We can’t dedicate ourselves to surviving without sending the message to ourselves, and everyone else, that we have fallen victim to something.
And, when we claim victimhood to anything, we lose our power.
I realize this may be a difficult perspective to consider, especially for those trying to reclaim their health. But, my intention isn’t to downplay the pain that comes with traumatic experiences. My hope is to shed light on a new path of empowerment through them.
This requires dropping the weapons and shifting our focus on what truly gives us power: our spirit.
It wasn’t until I began my studies on the nature of consciousness and spirit that I learned how to use my focus and intention for healing through loving instead of fighting my body.
For me, this meant tweaking my treatment plans to modalities that felt healing in my heart instead of methods chosen out of the desperate state of my mind. When my heart began to lead, the parts of myself that were depleted gradually returned to me.
The journey back to wholeness of mind, body and spirit is a process, and it simply cannot be done without our power and will to live.
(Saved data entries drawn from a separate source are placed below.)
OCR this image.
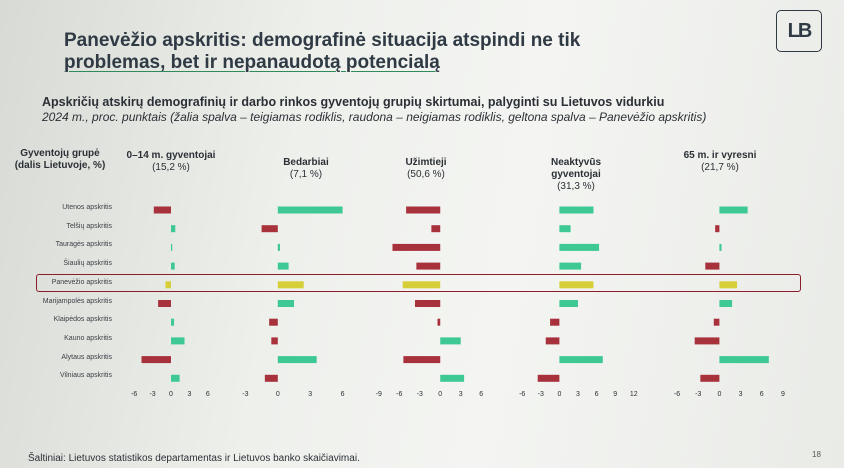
Panevėžio apskritis: demografinė situacija atspindi ne tik
problemas, bet ir nepanaudotą potencialą
LB
Apskričių atskirų demografinių ir darbo rinkos gyventojų grupių skirtumai, palyginti su Lietuvos vidurkiu
2024 m., proc. punktais (žalia spalva – teigiamas rodiklis, raudona – neigiamas rodiklis, geltona spalva – Panevėžio apskritis)
Gyventojų grupė
(dalis Lietuvoje, %)
0–14 m. gyventojai
(15,2 %)	Bedarbiai
(7,1 %)
Užimtieji
(50,6 %)
Neaktyvūs gyventojai
(31,3 %)
65 m. ir vyresni
(21,7 %)
Utenos apskritis
Telšių apskritis
Tauragės apskritis
Šiaulių apskritis
Panevėžio apskritis
Marijampolės apskritis
Klaipėdos apskritis
Kauno apskritis
Alytaus apskritis
Vilniaus apskritis
-6 -3 0 3 6	-3	0	3	6	-9 -6 -3 0 3 6	-6 -3 0 3 6 9 12	-6 -3 0 3 6 9
Šaltiniai: Lietuvos statistikos departamentas ir Lietuvos banko skaičiavimai.	18
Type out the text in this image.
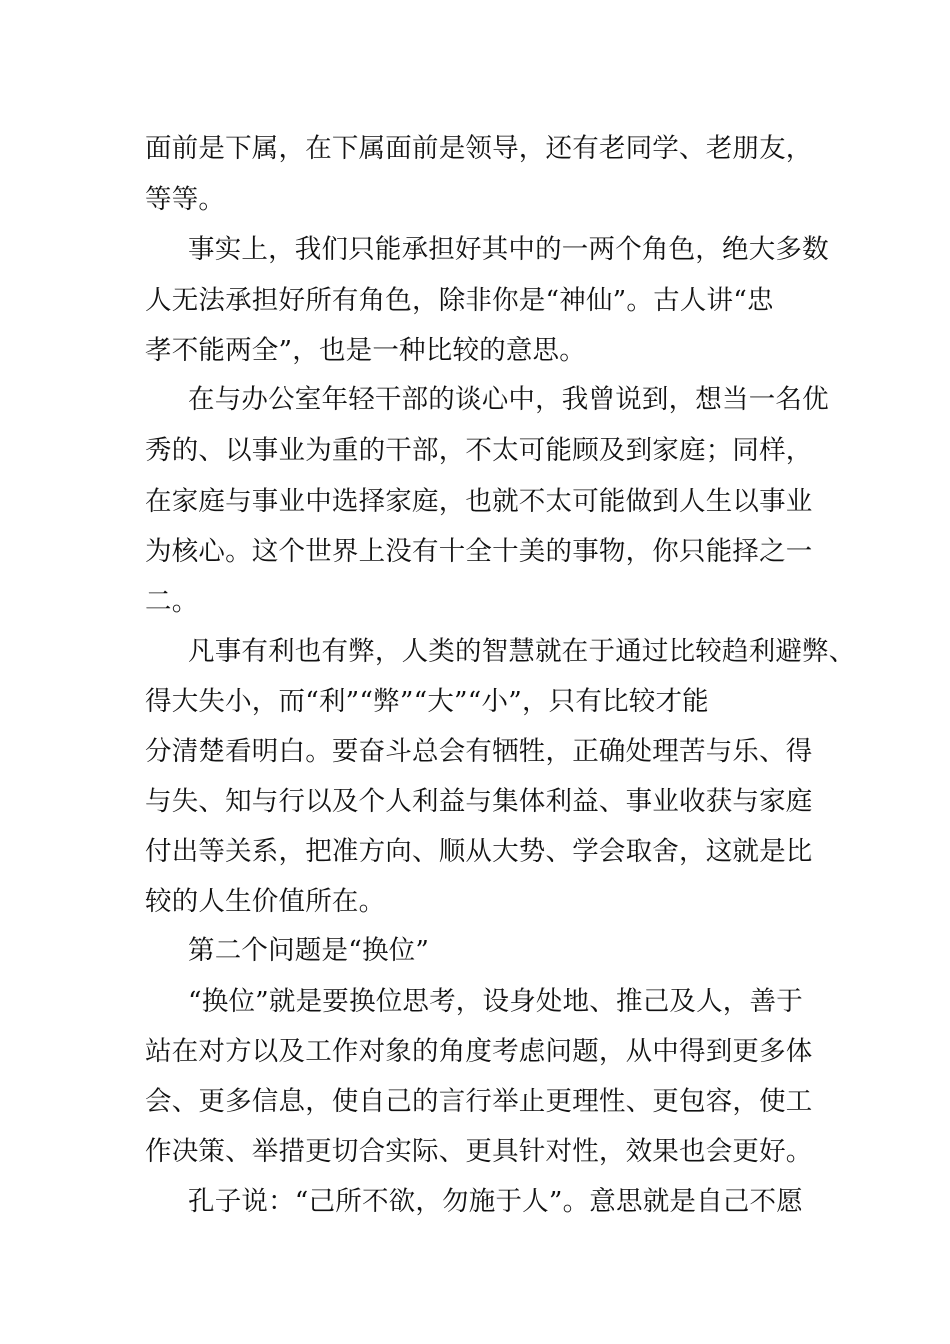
面前是下属，在下属面前是领导，还有老同学、老朋友，
等等。
事实上，我们只能承担好其中的一两个角色，绝大多数
人无法承担好所有角色，除非你是“神仙”。古人讲“忠
孝不能两全”，也是一种比较的意思。
在与办公室年轻干部的谈心中，我曾说到，想当一名优
秀的、以事业为重的干部，不太可能顾及到家庭；同样，
在家庭与事业中选择家庭，也就不太可能做到人生以事业
为核心。这个世界上没有十全十美的事物，你只能择之一
二。
凡事有利也有弊，人类的智慧就在于通过比较趋利避弊、
得大失小，而“利”“弊”“大”“小”，只有比较才能
分清楚看明白。要奋斗总会有牺牲，正确处理苦与乐、得
与失、知与行以及个人利益与集体利益、事业收获与家庭
付出等关系，把准方向、顺从大势、学会取舍，这就是比
较的人生价值所在。
第二个问题是“换位”
“换位”就是要换位思考，设身处地、推己及人，善于
站在对方以及工作对象的角度考虑问题，从中得到更多体
会、更多信息，使自己的言行举止更理性、更包容，使工
作决策、举措更切合实际、更具针对性，效果也会更好。
孔子说：“己所不欲，勿施于人”。意思就是自己不愿
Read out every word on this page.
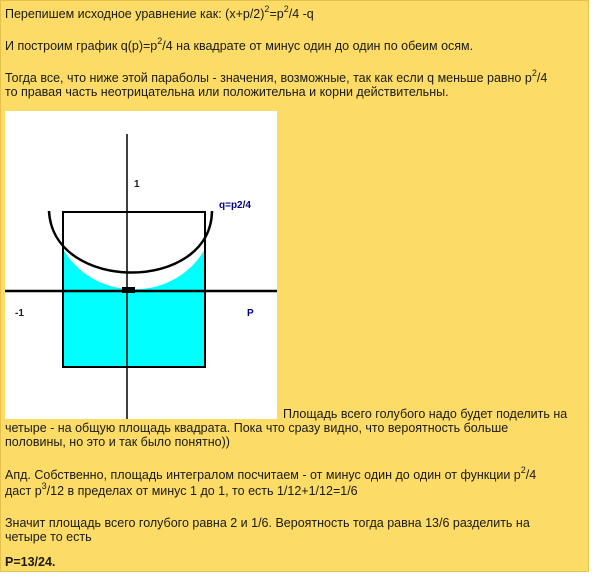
Перепишем исходное уравнение как: $(x+p/2)^2=p^2/4$ -q
И построим график $q(p)=p^2/4$ на квадрате от минус один до один по обеим осям.
Тогда все, что ниже этой параболы - значения, возможные, так как если q меньше равно $p^2/4$
то правая часть неотрицательна или положительна и корни действительны.
1
-1	P
q=p2/4
Площадь всего голубого надо будет поделить на
четыре - на общую площадь квадрата. Пока что сразу видно, что вероятность больше
половины, но это и так было понятно))
Апд. Собственно, площадь интегралом посчитаем - от минус один до один от функции $p^2/4$
даст $p^3/12$ в пределах от минус 1 до 1, то есть 1/12+1/12=1/6
Значит площадь всего голубого равна 2 и 1/6. Вероятность тогда равна 13/6 разделить на
четыре то есть
P=13/24.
Now, in a far better state of health, I’m happy to report that I didn’t survive anything, I’ve only just learned how to live.
Surviving is not truly living, it’s living on the defense. And while this may keep us alive temporarily, it’s not what brings our health back to us. It shackles us directly to the perceived threat and shadows us from our true selves.
Learning how to break the chains might be the most important step any of us can take through the many obstacles we each face in this lifetime. This begins the moment we reconsider the words we use when defining ourselves. Do we really want to be survivors or do we want to live beyond the context that it implies?